Toyota Motor North America is planning to build a $1.3 billion battery plant near the small town of Liberty, N.C., where the Japanese automaker plans to eventually produce enough lithium ion batteries to power up to 1.2 million vehicles per year.
News of the location leaked in November.
Toyota Battery Manufacturing North Carolina is expected to begin production in 2025 with four production lines, each capable of producing batteries to power 200,000 vehicles, the company said in a statement Monday. The plant, to be co-owned and operated by Toyota and subsidiary Toyota Tsusho, is expected to later be expanded to six production lines. The automaker said the venture is expected to create 1,750 jobs. Liberty is in Randolph County, about 20 miles southeast of Greensboro, in the central part of the state.

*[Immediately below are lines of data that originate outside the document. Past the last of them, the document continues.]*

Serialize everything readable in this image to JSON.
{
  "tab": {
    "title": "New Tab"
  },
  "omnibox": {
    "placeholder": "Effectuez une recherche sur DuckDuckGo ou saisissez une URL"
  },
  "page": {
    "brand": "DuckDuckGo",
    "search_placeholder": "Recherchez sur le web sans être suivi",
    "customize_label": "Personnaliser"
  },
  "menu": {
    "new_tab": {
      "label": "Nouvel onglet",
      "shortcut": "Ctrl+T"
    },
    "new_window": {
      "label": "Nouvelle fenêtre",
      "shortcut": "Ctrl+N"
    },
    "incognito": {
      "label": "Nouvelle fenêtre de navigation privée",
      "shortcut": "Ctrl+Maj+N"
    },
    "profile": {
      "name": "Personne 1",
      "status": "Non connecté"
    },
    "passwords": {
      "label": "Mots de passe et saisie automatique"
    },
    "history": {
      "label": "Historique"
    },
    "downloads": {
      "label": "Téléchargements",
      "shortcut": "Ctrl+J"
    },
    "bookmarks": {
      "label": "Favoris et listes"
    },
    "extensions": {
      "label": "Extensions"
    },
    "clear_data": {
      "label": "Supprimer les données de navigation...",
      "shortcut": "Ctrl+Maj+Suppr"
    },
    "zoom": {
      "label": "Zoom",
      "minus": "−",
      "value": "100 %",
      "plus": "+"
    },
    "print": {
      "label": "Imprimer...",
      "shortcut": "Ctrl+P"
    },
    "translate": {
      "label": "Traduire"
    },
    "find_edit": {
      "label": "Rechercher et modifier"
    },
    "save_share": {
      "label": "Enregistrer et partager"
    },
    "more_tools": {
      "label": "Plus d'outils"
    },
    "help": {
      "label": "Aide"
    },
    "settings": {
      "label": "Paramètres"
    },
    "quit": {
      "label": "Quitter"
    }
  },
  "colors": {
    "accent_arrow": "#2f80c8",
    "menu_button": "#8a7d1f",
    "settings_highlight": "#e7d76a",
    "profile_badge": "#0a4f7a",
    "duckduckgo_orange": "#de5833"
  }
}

Toyota Tsusho is a logistics company which has had plastics compounding and material delivery operations and coordinates operations with Toyota's plastics molding subsidiaries. The carmaker did not indicate in its announcement if the site will have any in-house plastics operations.
"The future of mobility is electrification and the Greensboro-Randolph Megasite is the ideal location to make that future a reality," Ted Ogawa, CEO of Toyota Motor North America, said in a statement.

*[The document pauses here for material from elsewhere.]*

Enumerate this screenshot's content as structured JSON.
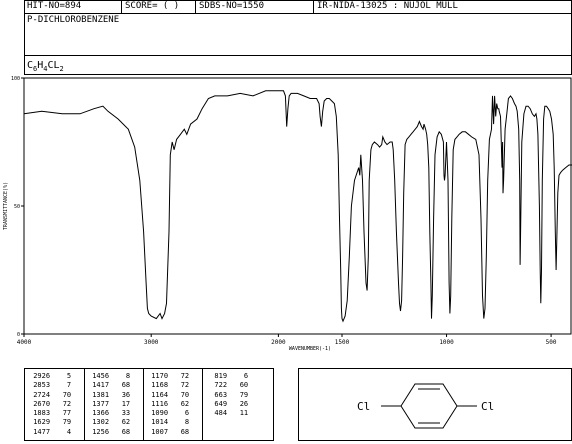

"North Carolina offers the right conditions for this investment, including the infrastructure, high-quality education system, access to a diverse and skilled work force and a welcoming environment for doing business. Today marks the beginning of a mutually beneficial partnership with the Tar Heel State as we embark on our journey to achieve carbon neutrality and provide mobility for all," he added.
The Wall Street Journal reported Dec. 6 that "state and local governments offered an incentive package of more than $435 million over 20 years if the project in Randolph County meets investment benchmarks." The Journal cited state sources saying that the jobs at the plant "would pay roughly $62,000 a year on average."
As part of the announcement, Toyota committed to using "100 percent renewable energy" at the new battery plant, which will make batteries for hybrid, plug-in hybrid and eventually electric vehicles.
The site is 1,825 acres. Toyota did not disclose the size of the battery plant, however a company spokesperson said it will not take up the entire site. The company did not disclose what it will do with the remaining acreage.
Toyota also did not specify which vehicles or assembly plants its new battery plant will feed, or whether they will be hybrids or full battery-electric vehicles such as its planned bZ4X crossover, which it showed to journalists last month in Southern California. Initial production of Toyota's EVs for sale in the U.S. is to be in Japan, though the company has said it ultimately plans to build EVs for sale in North America on the continent.